Now, you might find yourself getting into little runs of scenes. This scene provokes an image of another scene and another, possibly in sequence. Well, OK, follow it; that's great. List each one, six or eight words. But as soon as the run peters out, do not force it, do not try to find what goes next.
This is very important: through the whole six or eight or ten or twelve weeks, you do nothing—and I emphasize nothing—to try to organize, structure, or otherwise manipulate these scenes. You do not even try to reconcile totally contradictory scenes. Lloyd rapes Anna; Lloyd thinks of raping Anna hut doesn't. If you have a fragment of each of those scenes on two different days, don't reconcile them. Put it all down, all that contradictory stuff.
Eventually, the law of diminishing returns sets in, the scenes come more slowly, and one day along about the sixth or eighth or tenth or twelfth week you find yourself with only one scene and you say, "Whoa, I'm finished with doing this."
Now you've got what? A hundred and fifty? Two hundred scenes? You may have three hundred. You're ready to go to the next stage.
Say you have two hundred scenes. You buy yourself two hundred three-by-five cards—not five-by-seven; you only need room for a phrase, and you want them to be easy to handle. Turn the cards horizontal. Write the identifying phrase or set of words in the center of the card. Write one scene per card. Now you have two hundred cards with two hundred scenes.
By the way, a word about three-by-five cards. Functional fixedness can cut both ways. Some of you may have a very strong association between three-by-five cards and an academic thesis or dissertation or other analytical work. If so, you may need to change something about them. If you worked with white three-by-fives in your life of the mind, perhaps you can use a different color card for your creative work.
So you've overcome any possible negative associations and you've got your two hundred scenes on two hundred cards. The next day, you go into your writing space, you clear yourself a tabletop, and you go into your trance. Then you start flipping through your two hundred cards. Every time you look at a card there's a little sense impression that jumps off the card at you: bing, bing, bing.
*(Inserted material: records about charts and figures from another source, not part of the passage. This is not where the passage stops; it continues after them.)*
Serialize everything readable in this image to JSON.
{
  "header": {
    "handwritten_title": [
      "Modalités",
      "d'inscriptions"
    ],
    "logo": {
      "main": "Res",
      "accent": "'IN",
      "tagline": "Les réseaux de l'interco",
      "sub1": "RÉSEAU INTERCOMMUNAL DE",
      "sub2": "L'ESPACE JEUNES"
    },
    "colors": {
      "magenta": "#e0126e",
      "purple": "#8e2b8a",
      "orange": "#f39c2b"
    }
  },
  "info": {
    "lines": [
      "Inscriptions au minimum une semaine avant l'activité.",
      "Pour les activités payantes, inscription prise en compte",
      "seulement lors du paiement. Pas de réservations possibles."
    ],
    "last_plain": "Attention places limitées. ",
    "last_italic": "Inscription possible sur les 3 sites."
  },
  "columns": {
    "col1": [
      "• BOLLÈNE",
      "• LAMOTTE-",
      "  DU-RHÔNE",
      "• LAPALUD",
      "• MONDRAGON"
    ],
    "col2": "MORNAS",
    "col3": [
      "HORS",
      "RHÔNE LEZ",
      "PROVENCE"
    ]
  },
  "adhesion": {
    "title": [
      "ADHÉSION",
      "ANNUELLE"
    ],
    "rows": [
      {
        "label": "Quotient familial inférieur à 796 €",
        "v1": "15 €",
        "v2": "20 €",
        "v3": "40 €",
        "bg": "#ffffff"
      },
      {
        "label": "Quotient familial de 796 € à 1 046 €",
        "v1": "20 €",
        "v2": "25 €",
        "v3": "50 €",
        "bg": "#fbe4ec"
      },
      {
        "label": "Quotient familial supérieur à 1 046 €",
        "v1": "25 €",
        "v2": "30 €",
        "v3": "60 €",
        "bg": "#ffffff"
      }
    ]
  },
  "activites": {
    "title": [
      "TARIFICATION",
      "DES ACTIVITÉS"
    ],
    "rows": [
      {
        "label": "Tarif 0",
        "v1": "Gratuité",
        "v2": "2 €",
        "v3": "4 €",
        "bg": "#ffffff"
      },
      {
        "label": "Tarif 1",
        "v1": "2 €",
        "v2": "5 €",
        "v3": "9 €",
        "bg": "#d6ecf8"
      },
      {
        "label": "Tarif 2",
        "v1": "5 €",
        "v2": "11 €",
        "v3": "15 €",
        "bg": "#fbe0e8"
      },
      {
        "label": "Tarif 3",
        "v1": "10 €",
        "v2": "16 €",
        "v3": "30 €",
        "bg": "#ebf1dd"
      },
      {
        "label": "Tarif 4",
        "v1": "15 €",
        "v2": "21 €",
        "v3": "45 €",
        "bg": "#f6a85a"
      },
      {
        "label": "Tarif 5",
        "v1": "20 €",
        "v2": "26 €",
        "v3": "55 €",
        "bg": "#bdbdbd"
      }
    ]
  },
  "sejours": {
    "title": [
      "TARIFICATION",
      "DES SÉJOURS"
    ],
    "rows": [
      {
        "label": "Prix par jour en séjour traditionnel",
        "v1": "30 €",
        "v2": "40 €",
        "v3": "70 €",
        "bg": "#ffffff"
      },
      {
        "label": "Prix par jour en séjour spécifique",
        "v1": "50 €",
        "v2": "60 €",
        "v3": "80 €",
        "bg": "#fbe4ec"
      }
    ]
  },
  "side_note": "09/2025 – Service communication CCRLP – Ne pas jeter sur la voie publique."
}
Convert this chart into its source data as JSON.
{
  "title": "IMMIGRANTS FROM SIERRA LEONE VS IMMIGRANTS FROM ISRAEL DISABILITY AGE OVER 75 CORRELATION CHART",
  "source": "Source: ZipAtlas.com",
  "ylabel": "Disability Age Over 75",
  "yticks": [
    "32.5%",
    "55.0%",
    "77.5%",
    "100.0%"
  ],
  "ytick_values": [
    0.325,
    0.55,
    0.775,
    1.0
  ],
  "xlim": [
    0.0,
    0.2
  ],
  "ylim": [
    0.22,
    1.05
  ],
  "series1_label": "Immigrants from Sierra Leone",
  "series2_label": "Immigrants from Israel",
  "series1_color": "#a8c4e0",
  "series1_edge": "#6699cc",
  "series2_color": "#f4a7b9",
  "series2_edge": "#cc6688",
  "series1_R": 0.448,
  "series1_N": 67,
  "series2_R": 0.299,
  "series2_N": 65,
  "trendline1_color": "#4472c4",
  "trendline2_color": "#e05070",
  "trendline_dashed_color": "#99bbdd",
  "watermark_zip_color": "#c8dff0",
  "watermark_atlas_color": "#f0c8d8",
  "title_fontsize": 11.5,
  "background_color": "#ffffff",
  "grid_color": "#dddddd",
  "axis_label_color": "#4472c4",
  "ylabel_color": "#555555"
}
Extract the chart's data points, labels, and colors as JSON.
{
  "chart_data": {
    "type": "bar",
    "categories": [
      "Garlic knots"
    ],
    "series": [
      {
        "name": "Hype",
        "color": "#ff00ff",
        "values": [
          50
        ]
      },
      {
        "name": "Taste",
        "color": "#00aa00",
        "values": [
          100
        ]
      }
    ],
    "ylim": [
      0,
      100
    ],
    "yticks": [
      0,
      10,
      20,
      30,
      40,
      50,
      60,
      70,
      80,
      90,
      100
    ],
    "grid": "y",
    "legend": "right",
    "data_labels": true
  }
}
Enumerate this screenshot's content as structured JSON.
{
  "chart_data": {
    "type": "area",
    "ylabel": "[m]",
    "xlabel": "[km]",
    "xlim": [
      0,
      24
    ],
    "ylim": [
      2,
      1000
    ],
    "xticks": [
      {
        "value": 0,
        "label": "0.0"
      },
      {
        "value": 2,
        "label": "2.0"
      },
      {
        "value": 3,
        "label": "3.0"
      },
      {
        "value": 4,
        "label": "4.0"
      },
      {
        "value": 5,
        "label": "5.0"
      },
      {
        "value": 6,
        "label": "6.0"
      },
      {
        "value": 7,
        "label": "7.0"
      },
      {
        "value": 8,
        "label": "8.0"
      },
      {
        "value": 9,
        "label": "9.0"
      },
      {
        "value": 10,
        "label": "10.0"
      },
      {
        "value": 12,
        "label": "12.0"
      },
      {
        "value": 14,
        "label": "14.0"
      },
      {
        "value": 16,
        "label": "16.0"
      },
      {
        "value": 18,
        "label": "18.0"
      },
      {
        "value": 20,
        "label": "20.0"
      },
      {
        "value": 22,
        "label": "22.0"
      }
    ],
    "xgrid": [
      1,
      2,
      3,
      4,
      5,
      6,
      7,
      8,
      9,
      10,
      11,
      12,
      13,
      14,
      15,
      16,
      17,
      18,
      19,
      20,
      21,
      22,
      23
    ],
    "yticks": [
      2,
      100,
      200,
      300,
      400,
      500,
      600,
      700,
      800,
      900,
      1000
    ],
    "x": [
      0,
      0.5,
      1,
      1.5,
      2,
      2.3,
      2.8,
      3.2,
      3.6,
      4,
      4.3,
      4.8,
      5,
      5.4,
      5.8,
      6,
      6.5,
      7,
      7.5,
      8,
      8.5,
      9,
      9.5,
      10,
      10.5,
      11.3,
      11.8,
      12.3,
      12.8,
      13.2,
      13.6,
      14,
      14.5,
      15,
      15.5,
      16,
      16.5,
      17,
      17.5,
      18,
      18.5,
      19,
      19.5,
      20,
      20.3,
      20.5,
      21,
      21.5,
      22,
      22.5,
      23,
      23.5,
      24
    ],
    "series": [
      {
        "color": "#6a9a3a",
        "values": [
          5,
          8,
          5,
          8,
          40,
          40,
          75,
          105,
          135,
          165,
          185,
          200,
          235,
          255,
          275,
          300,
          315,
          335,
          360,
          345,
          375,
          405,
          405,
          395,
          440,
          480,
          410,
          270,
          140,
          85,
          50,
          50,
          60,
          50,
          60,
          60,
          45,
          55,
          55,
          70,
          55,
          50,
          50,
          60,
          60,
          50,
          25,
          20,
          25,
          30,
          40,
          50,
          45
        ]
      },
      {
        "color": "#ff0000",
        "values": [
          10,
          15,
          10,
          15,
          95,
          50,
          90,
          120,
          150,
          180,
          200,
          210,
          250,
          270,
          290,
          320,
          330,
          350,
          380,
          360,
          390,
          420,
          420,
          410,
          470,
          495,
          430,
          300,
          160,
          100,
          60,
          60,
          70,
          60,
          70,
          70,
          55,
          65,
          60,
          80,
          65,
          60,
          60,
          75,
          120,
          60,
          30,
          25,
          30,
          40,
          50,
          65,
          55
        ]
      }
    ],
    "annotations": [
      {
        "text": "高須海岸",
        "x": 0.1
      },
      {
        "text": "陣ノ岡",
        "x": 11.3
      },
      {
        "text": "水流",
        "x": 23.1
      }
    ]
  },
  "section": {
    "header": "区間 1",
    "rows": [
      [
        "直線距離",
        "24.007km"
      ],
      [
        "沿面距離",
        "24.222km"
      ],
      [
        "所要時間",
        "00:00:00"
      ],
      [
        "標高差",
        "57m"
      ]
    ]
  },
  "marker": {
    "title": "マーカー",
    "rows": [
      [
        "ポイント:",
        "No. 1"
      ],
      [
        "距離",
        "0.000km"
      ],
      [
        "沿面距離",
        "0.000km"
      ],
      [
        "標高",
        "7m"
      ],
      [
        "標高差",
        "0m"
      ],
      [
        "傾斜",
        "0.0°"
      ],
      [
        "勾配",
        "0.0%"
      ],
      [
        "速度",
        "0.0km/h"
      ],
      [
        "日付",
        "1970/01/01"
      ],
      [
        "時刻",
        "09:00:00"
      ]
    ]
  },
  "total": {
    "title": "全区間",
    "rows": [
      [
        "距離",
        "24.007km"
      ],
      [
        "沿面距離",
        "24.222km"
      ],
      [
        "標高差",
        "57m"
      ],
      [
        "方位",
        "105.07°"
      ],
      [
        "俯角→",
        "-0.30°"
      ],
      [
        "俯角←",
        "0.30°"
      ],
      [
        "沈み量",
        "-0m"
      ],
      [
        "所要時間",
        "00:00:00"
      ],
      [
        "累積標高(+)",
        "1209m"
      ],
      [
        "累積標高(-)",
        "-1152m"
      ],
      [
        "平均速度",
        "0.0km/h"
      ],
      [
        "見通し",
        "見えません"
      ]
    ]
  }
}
What are you doing? You're looking for the first good scene in the book—the best point of attack. Narratively, this scene will obviously be near the beginning of events but may not be the first chronologically; the story may have already begun. You find this scene, you put it in the upper left-hand corner of that big empty space. Now you flip your cards. You're in your trance. You flip the cards looking for that second scene. What scene would follow the one in the upper left corner of your table? You find it, you put it up there next to the first, and so forth. At the end of the first day, you've got, for example, eight cards in a row. Pick them up in order. Bind them tight.
The next day, you come into your writing space, you go into your trance, you flip those eight cards. You're reading your book. You lay them out again, upper left-hand corner of your table. Now you're looking for the next scene in your cards, and so forth.